First place in the "Outstanding Exhibition Catalogue" category of the Association of Art Museum Curators 2010 Annual Awards for Excellence
Edited by Roxana Marcoci. With contributions by Geoffrey Batchen, Tobia Bezzola, and Roxana Marcoci
Since its birth in the first half of the nineteenth century, photography has offered extraordinary possibilities of documenting, redefining, and disseminating works of art. Through crop, focus, angle of view, and lighting—as well as dark room manipulation, collage, montage, and assemblage—photographers not only interpret the works they record but create stunning reinventions. The Original Copy presents a critical examination of the intersections between photography and sculpture, exploring how the one medium has become implicated in the understanding of the other.

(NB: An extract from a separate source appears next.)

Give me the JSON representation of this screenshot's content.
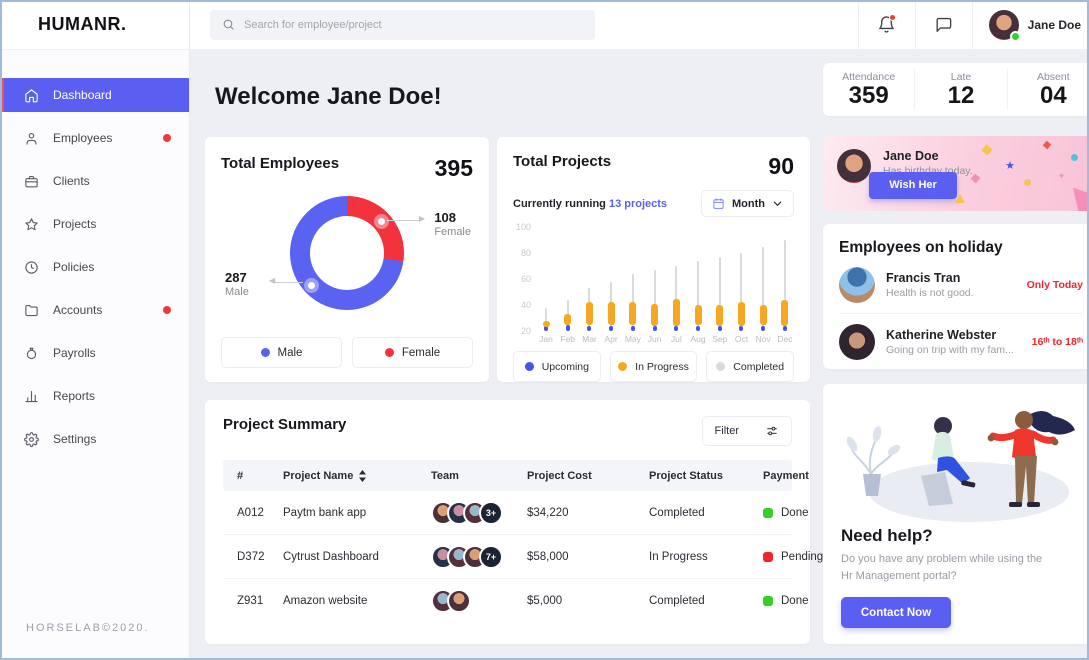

Through a selection of 300 pictures by more than 100 artists from the nineteenth century to the present, this volume looks at how and why sculpture became a photographic subject. The images range in subject from inanimate objects to performing bodies, and include major works by Eugène Atget, Herbert Bayer, Constantin Brancusi, Brassaï, Claude Cahun, Marcel Duchamp, Fischli/Weiss, Lee Friedlander, David Goldblatt, Rachel Harrison, Hannah Höch, André Kertész, Man Ray, Bruce Nauman, Alina Szapocznikow, Gillian Wearing, Hannah Wilke and Iwao Yamawaki, among others. 256 pp.; 302 illus.